Tuesday, March 30, 2021

ARP and the Child Tax Credit

Eakinomics: ARP and the Child Tax Credit

Among the most touted elements of the American Rescue Plan (ARP) is the expanded Child Tax Credit (CTC), which proponents advertise as cutting child poverty in half. The ARP increases the CTC to $3,000 per child – $3,600 for any child under age 6 – and increases the age limit to include 17-year-olds. Gordon Gray has a comprehensive review; let’s just look at a few features.

First, the ARP makes the credit fully refundable. That means the “tax credit” doesn’t simply reduce taxes, maybe even to zero. You get the full value of the credit in some combination of lower taxes and cash. A single parent with a 4-year-old and a 17-year-old with $0 earned income would be eligible for a $6,600 benefit under the ARP. The real-world characterization of this program is “writing checks,” even to those that do not work.

Second, the ARP only authorizes the shiny, new CTC for 2021. If you believe that’s the real plan, I’ve got a 2021 NCAA bracket to sell you. If the policy were made permanent, it would likely cost on the order of $1.6 trillion over the next decade. That’s the plan.

Third, the most interesting (at least to me) part is tucked away under the euphemistically titled “Administrative Challenges” section of Gray’s paper. That’s because part of the great fanfare is the promise to send the checks every month. Technically, this means that the CTC is “advanceable,” but that advanceability raises two issues. The first is it will take time to implement. Gray notes that the legislation anticipated this challenge. “The statute states (bold added): The Secretary of the Treasury (or the Secretary’s designee) shall establish the program described in section 7527A of the Internal Revenue Code of 1986 as soon as practicable after the date of the enactment of this Act​.” He adds: “In recent testimony, IRS Commissioner Rettig emphasized the significant workload confronting the IRS, not the least of which is the delayed filing season, and raised the potential for delay. Former U.S. Taxpayer Advocate Nina Olson, however, has stated that to get the program up and running, ‘there needs to be at least 18 months lead time, and even that is a stretch.’”

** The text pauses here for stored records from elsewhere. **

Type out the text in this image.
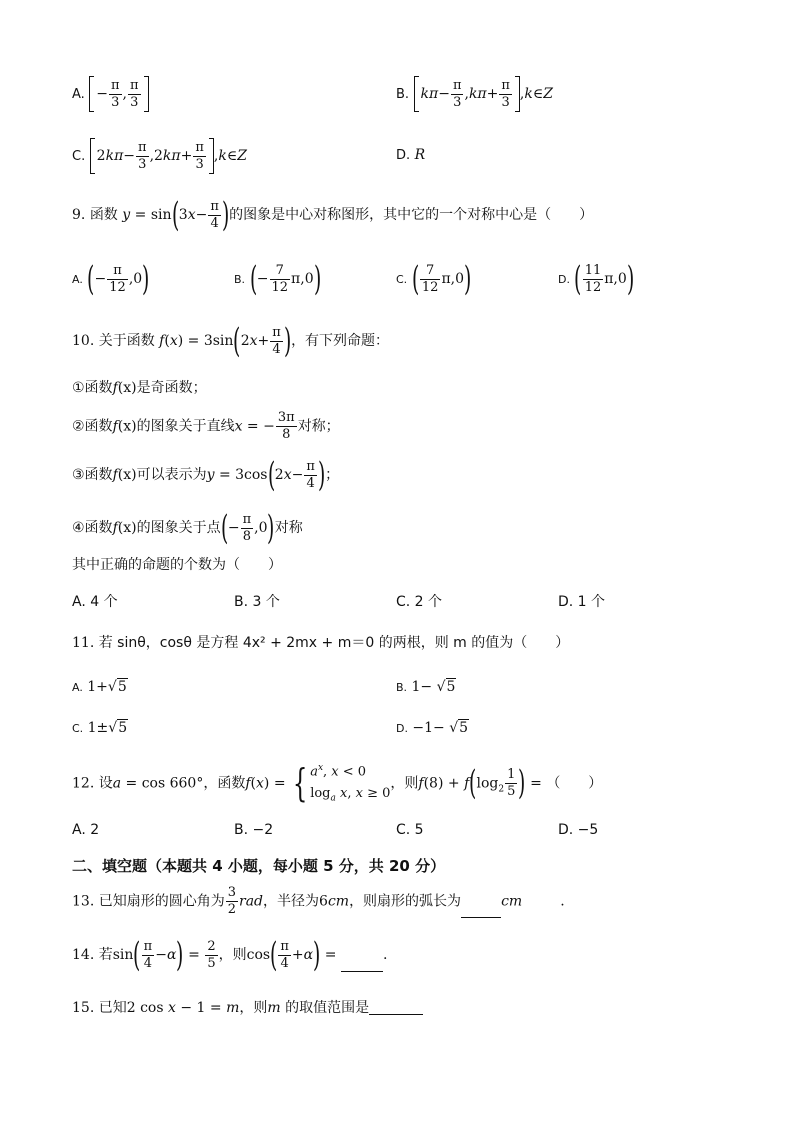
A. − $\frac{\pi}{3}$ , $\frac{\pi}{3}$	B. $k\pi- \frac{\pi}{3} ,k\pi+ \frac{\pi}{3}$ ,k∈Z
C. $2k\pi- \frac{\pi}{3} ,2k\pi+ \frac{\pi}{3}$ ,k∈Z	D. R
9. 函数 $y = \sin(3x- \frac{\pi}{4}$ )的图象是中心对称图形，其中它的一个对称中心是（　　）
A. (− $\frac{\pi}{12} ,0$)	B. (− $\frac{7}{12} \pi,0$)	C. ( $\frac{7}{12} \pi,0$)	D. ( $\frac{11}{12} \pi,0$)
10. 关于函数 $f(x) = 3\sin(2x+ \frac{\pi}{4}$ )，有下列命题：
①函数f(x)是奇函数；
②函数f(x)的图象关于直线x = − $\frac{3\pi}{8}$ 对称；
③函数f(x)可以表示为$y = 3\cos(2x- \frac{\pi}{4}$ )；
④函数f(x)的图象关于点(− $\frac{\pi}{8} ,0$)对称
其中正确的命题的个数为（　　）
A. 4 个	B. 3 个	C. 2 个	D. 1 个
11. 若 sinθ，cosθ 是方程 4x² + 2mx + m＝0 的两根，则 m 的值为（　　）
A. 1+√5	B. 1− √5
C. 1±√5	D. −1− √5
12. 设a = cos 660°，函数f(x) = { $a^x$, x < 0
$\log_a x$, x ≥ 0
，则$f(8) + f(\log_2 \frac{1}{5}$ ) = （　　）
A. 2	B. −2	C. 5	D. −5
二、填空题（本题共 4 小题，每小题 5 分，共 20 分）
13. 已知扇形的圆心角为 $\frac{3}{2}$ rad，半径为6cm，则扇形的弧长为	cm	.
14. 若$\sin( \frac{\pi}{4} -\alpha) = \frac{2}{5}$ ，则$\cos( \frac{\pi}{4} +\alpha)$ =	.
15. 已知2 cos x − 1 = m，则m 的取值范围是
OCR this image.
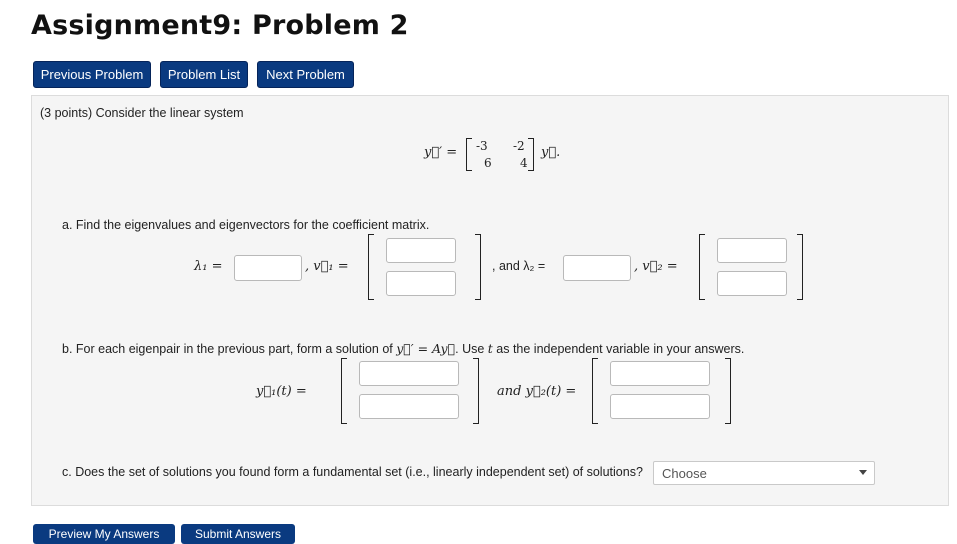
Assignment9: Problem 2
Previous Problem	Problem List	Next Problem
(3 points) Consider the linear system
y⃗′ = -3 -2
6 4
y⃗.
a. Find the eigenvalues and eigenvectors for the coefficient matrix.
λ₁ =	, v⃗₁ =	, and λ₂ =	, v⃗₂ =
b. For each eigenpair in the previous part, form a solution of y⃗′ = Ay⃗. Use t as the independent variable in your answers.
y⃗₁(t) =	and y⃗₂(t) =
c. Does the set of solutions you found form a fundamental set (i.e., linearly independent set) of solutions? Choose
Preview My Answers	Submit Answers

The second issue is getting the payments right. Again, per Gray: “Advanceable individual income tax credits face administrative challenges and have been attempted in the past – specifically an advanceable Earned Income Tax Credit (EITC), which was repealed during the Obama Administration. Indeed, refundable credits can face significant error rates. The IRS, for example, has estimated that between 21 percent and 26 percent of EITC claims are paid in error.” One in four paid in error is a LOT of errors, and an anti-poverty program for children should be better than sending checks randomly. Gene Sperling, the Coordinator for the ARP, has been tasked with protecting the taxpayer as this $1.9 trillion budgetary Frankenstein rolls out. He should pledge that no CTC checks be sent out until testing ensures an error rate of no more than 10 percent.

The ARP has transformed the CTC. It bears close watching going forward.